Parallelize architecture for Predictive Coding architecture

Hi everyone,
my team and I are developing a framework to train pytorch models through predictive coding instead of relying on backpropagation. One of the main advantages of doing this is that every layer can run independently and in parallel with the others. However we are struggling to understand how to implement this true parallelization using Pytorch.
The basic architecture is composed by several linear layers, each of which can perform its forward pass, compute their error and backpropagate it. The only synchronization step required is when computing the error (as every layer requires the data from the previous one). In pseudocode what we are aiming is the following:

def forward_and_backward(x):
    # Run in parallel:
    layer1.forward() # saves the output in layer1.output
    ...
    layerN.forward()

   # Run in parallel
   layer1.loss(x)
   layer2.loss(layer1.output)
   ...
   layerN.loss(layerN-1.output)

   # Run in parallel
   layer1.backward()
   layer2.backward()
   ...
   layerN.backward()

The following pictures shows the approach clearly:

First we compute all the black arrows (forward), then the green ones (loss) and then the red ones (backward). I put two energies so I should be able to compute each x loss from the current layer and from the next layer in two steps (the dotted arrows represent detached copies of tensors) by calling first backward on all E and then on all E’. The only approach I’ve tried is with cuda streams but without getting any gains. Right now I’m simply experimenting with a fully connected nn with x independent layers that I try to run in parallel. However doesn’t matter the layers’ width or batch size I always get a linear growing in x for the execution time.

Any help on how to achieve this would be incredibly appreciated as we are starting to do heavy research on Predictive Coding and we could speed up our training/inference time by at least 10x by managing to do this. (of course also the optim step should be parallelized if it’s not already in the normal pytorch framework)

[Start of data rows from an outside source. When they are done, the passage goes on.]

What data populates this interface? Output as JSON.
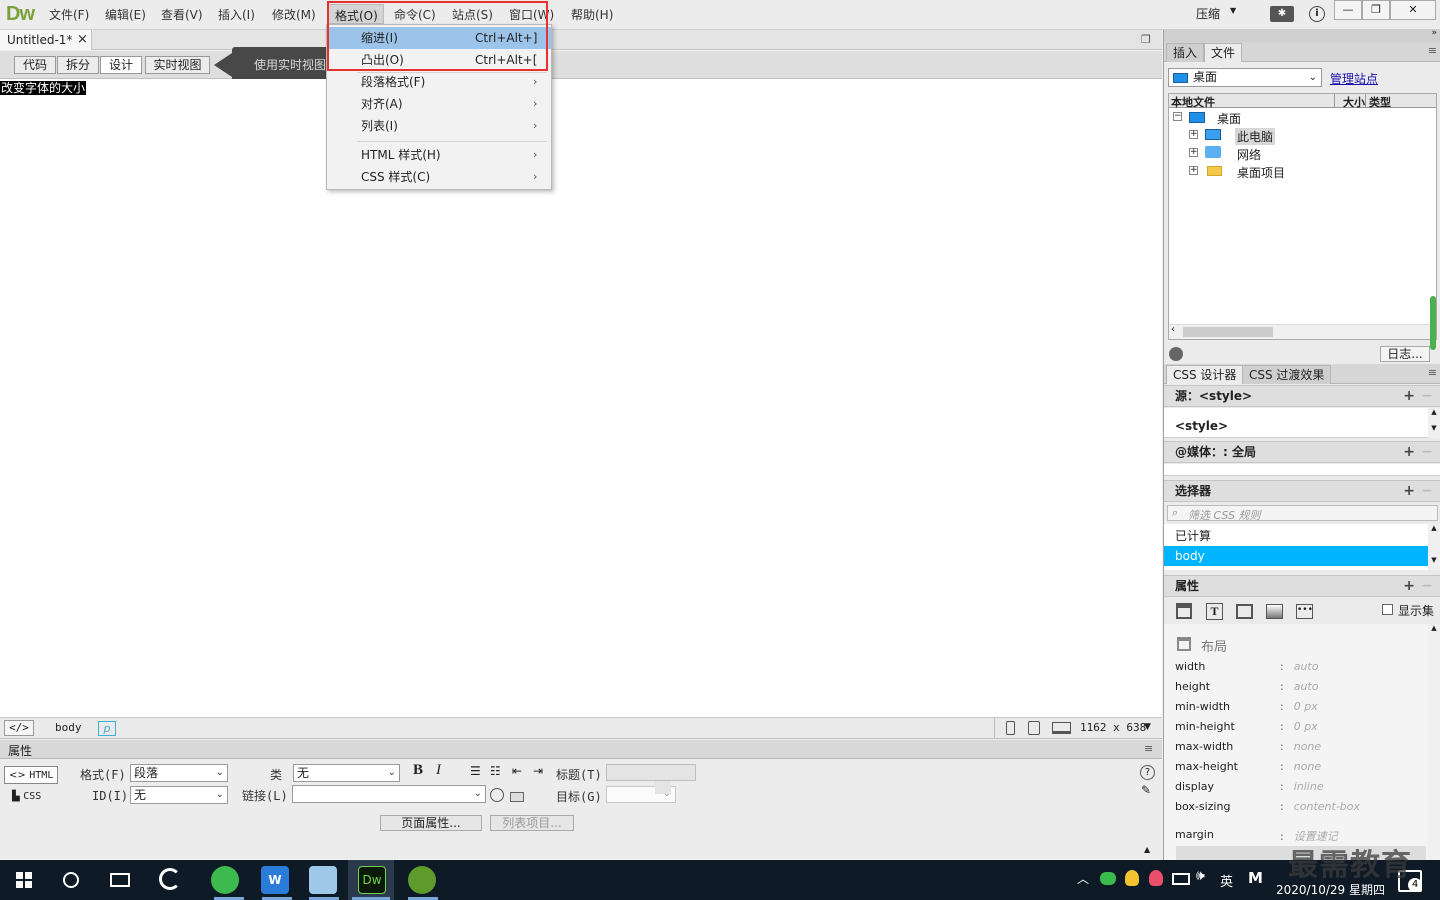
{
  "app": {
    "logo": "Dw"
  },
  "menubar": {
    "items": [
      "文件(F)",
      "编辑(E)",
      "查看(V)",
      "插入(I)",
      "修改(M)",
      "格式(O)",
      "命令(C)",
      "站点(S)",
      "窗口(W)",
      "帮助(H)"
    ],
    "compress_label": "压缩",
    "window_controls": {
      "minimize": "—",
      "restore": "❐",
      "close": "✕"
    }
  },
  "document": {
    "tab_title": "Untitled-1*",
    "close_glyph": "×",
    "view_buttons": [
      "代码",
      "拆分",
      "设计",
      "实时视图"
    ],
    "active_view": "设计",
    "tooltip": "使用实时视图",
    "selected_text": "改变字体的大小"
  },
  "format_menu": {
    "items": [
      {
        "label": "缩进(I)",
        "shortcut": "Ctrl+Alt+]",
        "highlighted": true
      },
      {
        "label": "凸出(O)",
        "shortcut": "Ctrl+Alt+["
      },
      {
        "label": "段落格式(F)",
        "submenu": true
      },
      {
        "label": "对齐(A)",
        "submenu": true
      },
      {
        "label": "列表(I)",
        "submenu": true
      },
      {
        "label": "HTML 样式(H)",
        "submenu": true
      },
      {
        "label": "CSS 样式(C)",
        "submenu": true
      }
    ],
    "submenu_glyph": "›",
    "highlight_color": "#9cc4ea",
    "box_color": "#e5312f"
  },
  "statusbar": {
    "tag_code": "</>",
    "tag_body": "body",
    "tag_p": "p",
    "dimensions": "1162 x 638"
  },
  "properties": {
    "header": "属性",
    "mode_html": "HTML",
    "mode_css": "CSS",
    "format_label": "格式(F)",
    "format_value": "段落",
    "id_label": "ID(I)",
    "id_value": "无",
    "class_label": "类",
    "class_value": "无",
    "link_label": "链接(L)",
    "title_label": "标题(T)",
    "target_label": "目标(G)",
    "bold": "B",
    "italic": "I",
    "page_props_button": "页面属性...",
    "list_item_button": "列表项目..."
  },
  "files_panel": {
    "tabs": [
      "插入",
      "文件"
    ],
    "active_tab": "文件",
    "location": "桌面",
    "manage_sites": "管理站点",
    "columns": [
      "本地文件",
      "大小",
      "类型"
    ],
    "tree": [
      {
        "label": "桌面",
        "level": 0
      },
      {
        "label": "此电脑",
        "level": 1
      },
      {
        "label": "网络",
        "level": 1
      },
      {
        "label": "桌面项目",
        "level": 1
      }
    ],
    "log_button": "日志..."
  },
  "css_panel": {
    "tabs": [
      "CSS 设计器",
      "CSS 过渡效果"
    ],
    "source_header": "源：<style>",
    "source_item": "<style>",
    "media_header": "@媒体：: 全局",
    "selector_header": "选择器",
    "filter_placeholder": "筛选 CSS 规则",
    "selectors": [
      "已计算",
      "body"
    ],
    "selected_selector": "body",
    "selection_color": "#00b4ff",
    "props_header": "属性",
    "show_set": "显示集",
    "layout_section": "布局",
    "props": [
      {
        "name": "width",
        "value": "auto"
      },
      {
        "name": "height",
        "value": "auto"
      },
      {
        "name": "min-width",
        "value": "0 px"
      },
      {
        "name": "min-height",
        "value": "0 px"
      },
      {
        "name": "max-width",
        "value": "none"
      },
      {
        "name": "max-height",
        "value": "none"
      },
      {
        "name": "display",
        "value": "inline"
      },
      {
        "name": "box-sizing",
        "value": "content-box"
      },
      {
        "name": "margin",
        "value": "设置速记"
      }
    ]
  },
  "taskbar": {
    "tray_lang": "英",
    "tray_m": "M",
    "clock": "2020/10/29 星期四",
    "notify_count": "4",
    "watermark": "最需教育"
  }
}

PyTorch will add the CUDA kernels to the queue and will launch them in parallel if enough resources are available. This post describes this behavior in more detail with some examples.
Since you are using linear layers, the matmul operation would most likely use the entire compute resources and thus no parallel execution might be possible.

Thank you for your reply.

If what you say it’s true I would expect the computation time to be linear also given the batch size, however there’s no difference in execution time between 32 or 1024 (as well in the hidden_dim of each of the 10 layers I’m using: from 256, to 1024). I imagine that there’s a lot of overhead in calling stuff, compared to executing it. In the end what I’m trying to do is computing a single linear layer which for abstraction is split in 10 that should run in parallel. I’m sure that if I build a model with 10 small layers or one with 1 big layer the performance would be very different. I’ve tried to look into things such as vmap (but doesn’t work because it doesn’t support indexing different layers) or torchscript.fork (which helps a little, 15-25%, but introduces a lot of overhead for the forking since I have very simple and small layers) but without any luck.

This is how my forward pass and backward pass for each layer look like:
https://drive.google.com/file/d/1QKLGwHfke_AdxQ-RQMScqmwZ-vCXMqBu/view?usp=sharing
(the second half in the forward pass is the loss (energy) computation, which happens in every layer)

I have backward pass after I collected the sum of all the individual losses, but in theory it could be called independently on each single one (I tried but it is still executed sequentially, not even in parallel with the forward pass of the next layer).

I don’t know if it can help in giving me tips to improve performance.

Thank you so much for your time.